« Les va-et-vient dans les relations sino-américaines dictent le prix du soja », résume auprès de l'AFP Sébastien Poncelet, analyste chez Argus Media.
Ces derniers mois, le conflit douanier - avec une surtaxe de 20 % imposée par Pékin au soja américain - a fermé aux Etats-Unis le chemin du géant asiatique, premier acheteur mondial de la graine oléagineuse.
Voyant leur principal débouché à l'export bloqué, « les agriculteurs américains se désespèrent et crient au secours », en pleine récolte du soja, commente Damien Vercambre, analyste au cabinet Inter-Courtage.
Donald Trump a promis de leur venir en aide et a surtout adouci sa position vis-à-vis de Pékin, affirmant mardi s'attendre à conclure un « bon » accord commercial avec la Chine lors d'un sommet des pays de l'Asie-Pacifique la semaine prochaine.
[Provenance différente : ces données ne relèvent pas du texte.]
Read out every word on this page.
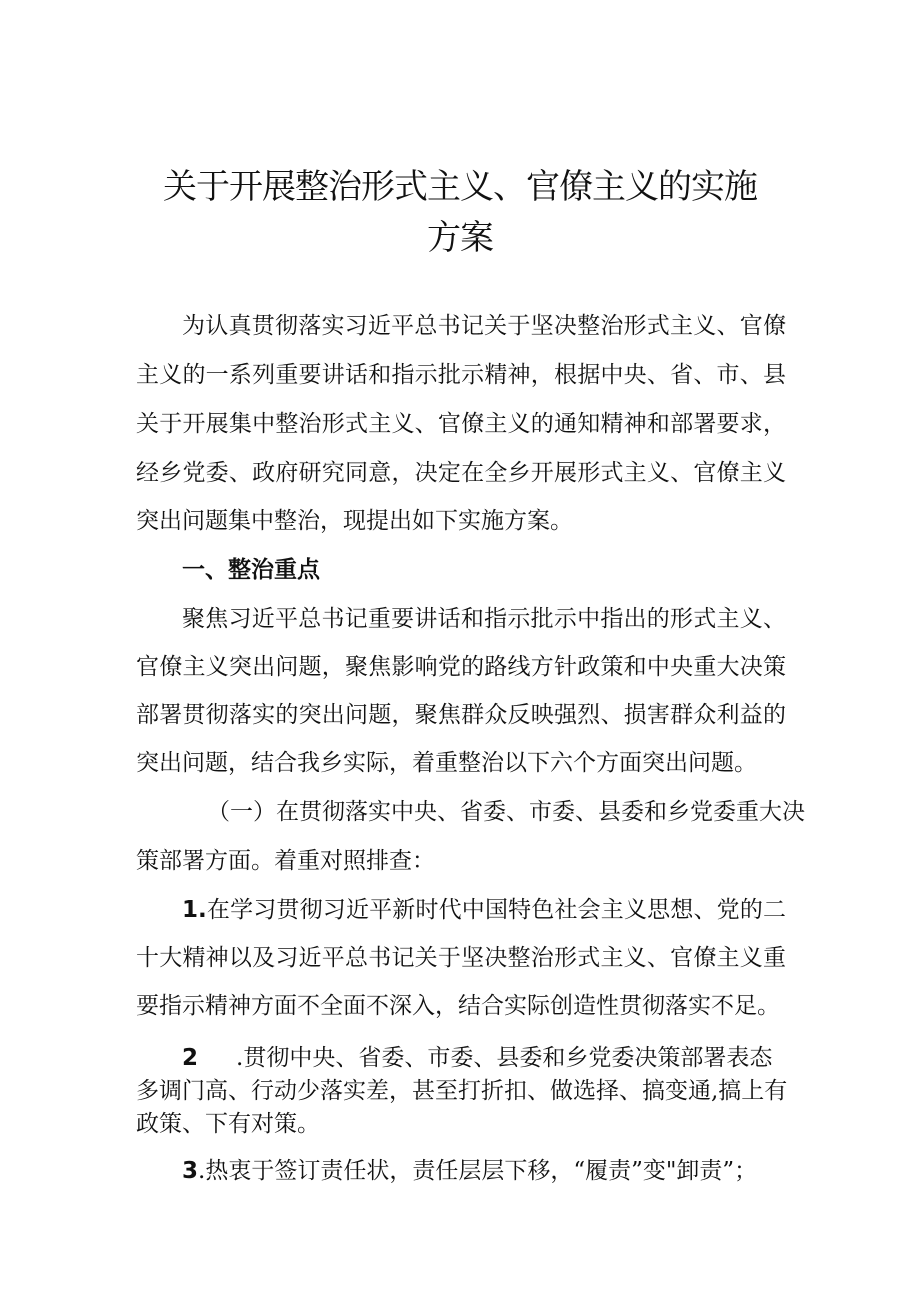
关于开展整治形式主义、官僚主义的实施
方案

为认真贯彻落实习近平总书记关于坚决整治形式主义、官僚

主义的一系列重要讲话和指示批示精神，根据中央、省、市、县

关于开展集中整治形式主义、官僚主义的通知精神和部署要求，

经乡党委、政府研究同意，决定在全乡开展形式主义、官僚主义

突出问题集中整治，现提出如下实施方案。

一、整治重点

聚焦习近平总书记重要讲话和指示批示中指出的形式主义、

官僚主义突出问题，聚焦影响党的路线方针政策和中央重大决策

部署贯彻落实的突出问题，聚焦群众反映强烈、损害群众利益的

突出问题，结合我乡实际，着重整治以下六个方面突出问题。

（一）在贯彻落实中央、省委、市委、县委和乡党委重大决

策部署方面。着重对照排查：

1.在学习贯彻习近平新时代中国特色社会主义思想、党的二

十大精神以及习近平总书记关于坚决整治形式主义、官僚主义重

要指示精神方面不全面不深入，结合实际创造性贯彻落实不足。

2 .贯彻中央、省委、市委、县委和乡党委决策部署表态

多调门高、行动少落实差，甚至打折扣、做选择、搞变通,搞上有

政策、下有对策。

3.热衷于签订责任状，责任层层下移，“履责”变"卸责”；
« Le marché respire quelque peu, espérant que ces pourparlers (...) auront lieu et qu'ils seront positifs, ou du moins que la situation ne s'aggravera pas », commente Michael Zuzolo, analyste de Global Commodity Analytics and Consulting.
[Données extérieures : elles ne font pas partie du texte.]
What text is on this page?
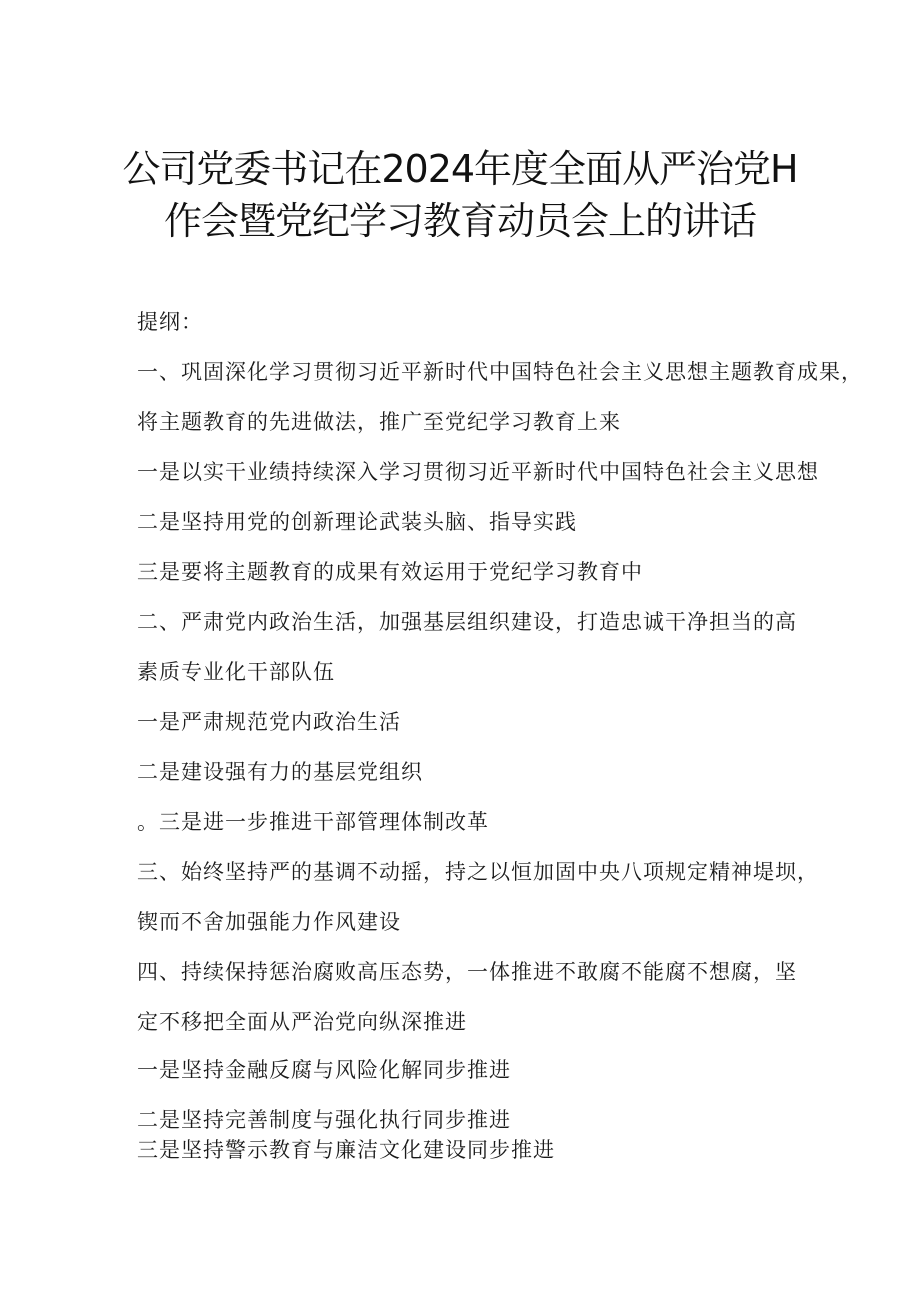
公司党委书记在2024年度全面从严治党H
作会暨党纪学习教育动员会上的讲话
提纲：
一、巩固深化学习贯彻习近平新时代中国特色社会主义思想主题教育成果，
将主题教育的先进做法，推广至党纪学习教育上来
一是以实干业绩持续深入学习贯彻习近平新时代中国特色社会主义思想
二是坚持用党的创新理论武装头脑、指导实践
三是要将主题教育的成果有效运用于党纪学习教育中
二、严肃党内政治生活，加强基层组织建设，打造忠诚干净担当的高
素质专业化干部队伍
一是严肃规范党内政治生活
二是建设强有力的基层党组织
。三是进一步推进干部管理体制改革
三、始终坚持严的基调不动摇，持之以恒加固中央八项规定精神堤坝，
锲而不舍加强能力作风建设
四、持续保持惩治腐败高压态势，一体推进不敢腐不能腐不想腐，坚
定不移把全面从严治党向纵深推进
一是坚持金融反腐与风险化解同步推进
二是坚持完善制度与强化执行同步推进
三是坚持警示教育与廉洁文化建设同步推进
Cela a poussé les cours du soja, qui ont pris plus de 2 % en une semaine, le boisseau (27 kg) ayant clôturé à 10,30 dollars mardi à Chicago.
En revanche, dans le cas d'un échec des négociations, les Etats-Unis pourraient durablement perdre des parts de marché au profit de l'Amérique du Sud, alors que la Chine « s'efforce de diversifier sa chaîne d'approvisionnement (...) depuis près d'une décennie », notamment auprès du Brésil, explique l'analyste.
« Les Chinois jouent peut-être un intérêt pour des graines américaines » sans réelle intention de les acquérir mais simplement « pour faire baisser les prix des graines brésiliennes », prévient par ailleurs Damien Vercambre.
Autre ombre au tableau, depuis le 1er octobre, la majorité républicaine et l'opposition démocrate sont dans l'impasse au Congrès et l'Etat fédéral se trouve en état de paralysie, ou « shutdown », ce qui affecte la publication de bon nombre de données agricoles.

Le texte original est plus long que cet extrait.